The task:
Emulate SQL
SELECT
with a pandas dataframe
E.g.
SELECT *
FROM table
WHERE column_name = some_value;
The code in this lesson was written in a Juypter Notebook. This means it can be run sequentially using IPython. If you wish to use non-interactive Python you can create a .py
file and run it as you normally would, omitting any special directives such as %load_ext nb_black
.
# Optional auto-formatting.
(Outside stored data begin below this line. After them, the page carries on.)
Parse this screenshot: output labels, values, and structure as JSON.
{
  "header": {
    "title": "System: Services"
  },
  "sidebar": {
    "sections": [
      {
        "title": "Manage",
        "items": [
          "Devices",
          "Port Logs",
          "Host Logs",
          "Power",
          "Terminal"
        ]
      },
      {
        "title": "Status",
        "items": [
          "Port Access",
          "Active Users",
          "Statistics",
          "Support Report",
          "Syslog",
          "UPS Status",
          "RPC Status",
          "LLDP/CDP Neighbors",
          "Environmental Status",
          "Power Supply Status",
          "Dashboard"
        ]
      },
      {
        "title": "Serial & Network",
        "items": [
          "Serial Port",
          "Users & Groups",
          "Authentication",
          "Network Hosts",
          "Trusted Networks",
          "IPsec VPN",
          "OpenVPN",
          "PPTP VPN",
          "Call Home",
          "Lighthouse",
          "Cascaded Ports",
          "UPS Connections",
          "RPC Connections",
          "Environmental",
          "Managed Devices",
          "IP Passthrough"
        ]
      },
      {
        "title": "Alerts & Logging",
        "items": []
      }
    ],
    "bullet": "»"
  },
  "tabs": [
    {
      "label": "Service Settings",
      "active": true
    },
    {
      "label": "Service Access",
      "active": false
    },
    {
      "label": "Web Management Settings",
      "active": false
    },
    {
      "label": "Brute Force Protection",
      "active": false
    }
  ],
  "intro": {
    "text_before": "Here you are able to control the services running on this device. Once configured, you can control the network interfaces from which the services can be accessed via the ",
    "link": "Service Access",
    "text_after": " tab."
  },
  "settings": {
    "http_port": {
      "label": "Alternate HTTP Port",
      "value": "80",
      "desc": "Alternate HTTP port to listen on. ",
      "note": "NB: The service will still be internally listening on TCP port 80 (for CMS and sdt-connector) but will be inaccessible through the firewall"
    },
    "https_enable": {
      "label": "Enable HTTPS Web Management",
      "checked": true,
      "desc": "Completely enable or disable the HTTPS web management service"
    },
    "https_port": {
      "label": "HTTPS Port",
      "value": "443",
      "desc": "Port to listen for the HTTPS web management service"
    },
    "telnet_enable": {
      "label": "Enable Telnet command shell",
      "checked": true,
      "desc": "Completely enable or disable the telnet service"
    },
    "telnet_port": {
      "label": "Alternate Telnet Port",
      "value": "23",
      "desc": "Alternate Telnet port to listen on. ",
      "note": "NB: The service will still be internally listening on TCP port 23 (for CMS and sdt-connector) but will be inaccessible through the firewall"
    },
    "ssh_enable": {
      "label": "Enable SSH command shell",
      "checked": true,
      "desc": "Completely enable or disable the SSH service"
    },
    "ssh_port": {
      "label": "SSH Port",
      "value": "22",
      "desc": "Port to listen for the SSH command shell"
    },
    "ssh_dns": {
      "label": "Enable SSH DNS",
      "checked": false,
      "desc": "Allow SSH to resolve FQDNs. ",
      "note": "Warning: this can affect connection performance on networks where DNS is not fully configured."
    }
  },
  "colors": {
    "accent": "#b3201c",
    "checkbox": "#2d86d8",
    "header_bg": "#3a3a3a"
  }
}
Installation required (`pip install nb_black`)
%load_ext nb_black
# Import Pandas
import pandas as pd
UK Best Selling Cars of 2021 up to February 5th
Source: https://www.autoexpress.co.uk/news/94280/best-selling-cars-2021
# Create a dictionary containing our data
cars = {
"Model": [
"Vauxhall Corsa",
"Kia Sportage",
"Nissan Qashqai",
"Ford Fiesta",
"Volvo XC40",
],
"Sales": [3078, 2986, 2835, 2594, 2201],
}
# Create a pandas dataframe from the data in `cars`
df = pd.DataFrame(cars, columns=["Model", "Sales"])
# Display the dataframe
print(df)
Model Sales
0 Vauxhall Corsa 3078
1 Kia Sportage 2986
2 Nissan Qashqai 2835
3 Ford Fiesta 2594
4 Volvo XC40 2201
Practice some SELECT
statement equivalents
# Use df.loc for label-based indexing
df.loc[df["Model"] == "Kia Sportage"]
Model | Sales | |
---|---|---|
1 | Kia Sportage | 2986 |
df.loc[df["Sales"] > 2500]
Model | Sales | |
---|---|---|
0 | Vauxhall Corsa | 3078 |
1 | Kia Sportage | 2986 |
2 | Nissan Qashqai | 2835 |
3 | Ford Fiesta | 2594 |
# Search for a string
df.loc[df["Model"].str.contains("V")]
Model | Sales | |
---|---|---|
0 | Vauxhall Corsa | 3078 |
4 | Volvo XC40 | 2201 |
# Multiple conditions
# Use `&`, `|`, `~` for and , or, not
# Parentheses required due to precedence of logic and comparision operators
df.loc[(df["Model"].str.contains("V")) | (df["Sales"] == 2986)]
Model | Sales | |
---|---|---|
0 | Vauxhall Corsa | 3078 |
1 | Kia Sportage | 2986 |
4 | Volvo XC40 | 2201 |
That is how you can query pandas dataframes in a similar way to using SQL SELECT
statements.
Happy Computing!